Un fascio di luce solare piomba linearmente sul suo viso, sulle sue palpebre appesantite dal calore estivo. Sono le quattro del pomeriggio e se ne sta seduta nel vecchio appartamento di suo padre ascoltando vecchi album degli Afterhours, mangiucchiando una matita nell’atto di concentrarsi per completare l’ennesimo cruciverba pomeridiano. Io la guardo, disteso sul letto, fumando una sigaretta. I piccioni fanno un gran chiasso sui cornicioni della città vecchia e sembrano essere gli unici esseri viventi sopravvissuti alle torride temperature d’agosto. Suo padre è morto un anno fa. Lei non parla con sua madre da qualche mese. Dice di non riuscire più a sentire nulla. Fuma ininterrottamente, quando non mastica la punta di una matita screpolata. Non parliamo adesso, non abbiamo bisogno di parlare, non dobbiamo per forza lasciare sgorgare le parole dalle nostre bocche. Mi guarda: ha occhi neri come petrolio, occhi pesanti, malinconici… occhi ferini, occhi d’animale braccato… occhi pronti a piangere e a divorare ogni cosa nello stesso istante. Ha un sorriso ampio, quasi equino; le gengive rossastre emergono abbondanti e splendenti quando ride. Le cucino un piatto di pasta nella vecchia cucina di suo padre, con una vecchia e consunta padella, la salsa al pomodoro di una vecchia e impolverata bottiglia: sì, ho scritto così tante volte vecchio o vecchia ma davvero, tutto quello che ci circonda è infestato e impregnato di vecchiezza e ci sentiamo improvvisamente stanchi quando – dopo aver bevuto abbastanza vino – ci baciamo seduti sul letto, tra il frastuono di un vecchio ventilatore arrugginito e l’azzurro del cielo che sbirciamo fuori dal rettangolo della finestra spalancata su vecchi balconi spioventi, sulle tegole cosparse di erbacce ed escrementi, sulle persiane chiuse, sulle antenne svettanti verso il cielo come centinaia e centinaia di ossa rotte che squarciano la carne. Dobbiamo lavare i piatti prima che faccia notte perché nell’appartamento non c’è corrente elettrica. Un flebile alito di vento le accarezza i corti capelli che con le mani si sistema noncurante dietro le orecchie; il vento accarezza anche l’impercettibile peluria agli angoli delle sue grandi labbra, quella sulle sue braccia, ondeggiando tra le sue ciglia.

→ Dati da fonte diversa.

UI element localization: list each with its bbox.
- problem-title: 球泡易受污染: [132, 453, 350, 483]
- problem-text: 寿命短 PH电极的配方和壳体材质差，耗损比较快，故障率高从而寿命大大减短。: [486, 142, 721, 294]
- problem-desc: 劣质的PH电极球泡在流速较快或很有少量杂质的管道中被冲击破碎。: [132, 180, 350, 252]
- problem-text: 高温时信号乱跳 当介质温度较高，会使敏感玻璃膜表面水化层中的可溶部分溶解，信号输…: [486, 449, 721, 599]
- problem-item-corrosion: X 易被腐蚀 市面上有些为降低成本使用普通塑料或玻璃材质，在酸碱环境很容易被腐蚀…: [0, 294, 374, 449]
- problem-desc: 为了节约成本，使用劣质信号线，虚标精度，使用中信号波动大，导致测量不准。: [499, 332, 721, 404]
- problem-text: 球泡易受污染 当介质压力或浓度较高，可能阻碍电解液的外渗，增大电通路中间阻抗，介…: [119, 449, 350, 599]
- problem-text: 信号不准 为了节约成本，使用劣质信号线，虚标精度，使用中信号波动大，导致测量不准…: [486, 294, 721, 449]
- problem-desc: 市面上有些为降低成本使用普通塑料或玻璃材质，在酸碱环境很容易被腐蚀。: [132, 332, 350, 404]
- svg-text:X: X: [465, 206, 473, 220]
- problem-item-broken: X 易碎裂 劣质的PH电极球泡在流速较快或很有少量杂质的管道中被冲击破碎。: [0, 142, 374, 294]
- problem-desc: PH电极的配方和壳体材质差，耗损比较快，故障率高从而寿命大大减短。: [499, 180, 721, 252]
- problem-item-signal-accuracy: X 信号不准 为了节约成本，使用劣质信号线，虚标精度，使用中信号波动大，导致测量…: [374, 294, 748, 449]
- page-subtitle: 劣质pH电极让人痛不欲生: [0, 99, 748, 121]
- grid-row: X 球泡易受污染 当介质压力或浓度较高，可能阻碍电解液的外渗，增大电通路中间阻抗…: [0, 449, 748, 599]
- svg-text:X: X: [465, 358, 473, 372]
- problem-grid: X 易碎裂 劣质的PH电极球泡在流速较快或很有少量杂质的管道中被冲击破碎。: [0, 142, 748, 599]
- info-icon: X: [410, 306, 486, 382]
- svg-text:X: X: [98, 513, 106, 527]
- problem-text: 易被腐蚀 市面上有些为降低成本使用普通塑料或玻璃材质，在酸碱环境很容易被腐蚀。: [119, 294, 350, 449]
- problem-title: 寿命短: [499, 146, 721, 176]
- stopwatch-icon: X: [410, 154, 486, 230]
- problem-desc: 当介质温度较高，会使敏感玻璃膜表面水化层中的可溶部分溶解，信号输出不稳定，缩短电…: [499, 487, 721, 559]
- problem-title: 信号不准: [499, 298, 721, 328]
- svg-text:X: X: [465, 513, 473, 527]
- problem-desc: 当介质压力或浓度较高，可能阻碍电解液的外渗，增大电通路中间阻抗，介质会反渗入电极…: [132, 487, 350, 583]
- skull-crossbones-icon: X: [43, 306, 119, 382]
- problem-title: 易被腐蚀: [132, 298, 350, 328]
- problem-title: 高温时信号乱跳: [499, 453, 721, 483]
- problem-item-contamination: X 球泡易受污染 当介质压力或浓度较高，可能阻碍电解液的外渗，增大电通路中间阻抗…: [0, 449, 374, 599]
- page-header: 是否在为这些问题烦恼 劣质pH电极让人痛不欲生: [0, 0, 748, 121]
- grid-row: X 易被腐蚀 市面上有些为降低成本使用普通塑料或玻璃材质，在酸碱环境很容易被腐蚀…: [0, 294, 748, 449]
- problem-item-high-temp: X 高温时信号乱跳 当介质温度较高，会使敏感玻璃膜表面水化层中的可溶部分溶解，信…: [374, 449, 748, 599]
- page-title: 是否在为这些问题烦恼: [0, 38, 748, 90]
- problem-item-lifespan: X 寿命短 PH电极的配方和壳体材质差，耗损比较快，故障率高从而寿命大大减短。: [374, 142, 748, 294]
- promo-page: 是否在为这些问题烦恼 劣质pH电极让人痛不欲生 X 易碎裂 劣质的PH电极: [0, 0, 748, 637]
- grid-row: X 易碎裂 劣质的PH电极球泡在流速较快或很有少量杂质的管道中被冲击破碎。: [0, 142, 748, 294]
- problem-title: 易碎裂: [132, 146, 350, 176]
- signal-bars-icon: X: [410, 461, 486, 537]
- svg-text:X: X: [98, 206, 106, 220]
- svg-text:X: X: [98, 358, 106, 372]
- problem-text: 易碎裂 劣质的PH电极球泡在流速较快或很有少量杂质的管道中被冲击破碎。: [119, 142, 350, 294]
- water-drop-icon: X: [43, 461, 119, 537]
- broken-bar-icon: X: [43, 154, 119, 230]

Torna al suo cruciverba. Io torno sul materasso duro come pietra; bevo un goccio di vino e la guardo pensando:

– Possiamo vivere così per sempre, in questo triste appartamento dimenticato… e d’inverno per riscaldarci distruggeremo tutti i mobili, le credenze, le cassepanche, le porte, i tavoli, le scrivanie, le cassettiere, le librerie, gli sgabelli, i divani, le sedie, i comodini e avvolti attorno ad una pruriginosa coperta di lana osserveremo tutto bruciare in un immenso falò, mentre la candida neve fuori scenderà lenta sulle strade gelide della città vecchia e i gatti cercheranno riparo tra i cantucci abbandonati miagolando ad una luna che non sarà più qui.

Mi alzo dal letto, cammino verso di lei e la bacio, lungamente; le sue labbra sanno di nicotina e balsamo labbra.

– Possiamo davvero restare così per sempre – penso, e il cuore sembra cedere nel mio petto come una vecchia baracca scossa dalle furiose raffiche del vento.

Non parliamo, non abbiamo bisogno di dire nulla, non vogliamo che il suono delle nostre voci superi quello dei nostri pazzi, solitari, sofferenti, magnanimi, mesti occhi.

C’è il tramonto con le sue luci infuocate all’orizzonte e poi c’è la notte con il suo spettacolo pirotecnico di stelle baluginanti nel cielo. Lei si alza, sguscia via sinuosa; la stanza è oramai avvolta nell’ombra; poi ritorna, ha tra le mani una candela accesa; la posa sul piccolo tavolo vicino ai suoi cruciverba, al pacchetto di sigarette spiegazzato, alle bottiglie di vino svuotate, alle matite mangiucchiate: la fiamma della candela è blu, blu come quella ballerina che sognai tanto tempo fa. Dal salotto dell’appartamento vicino la voce di Chris Isaak riecheggia morbida verso la nostra stanza:

“The world was on fire and no one could save me but you…”

Si spoglia lasciando cadere i vestiti sul pavimento e s’infila svogliata sotto le fresche lenzuola.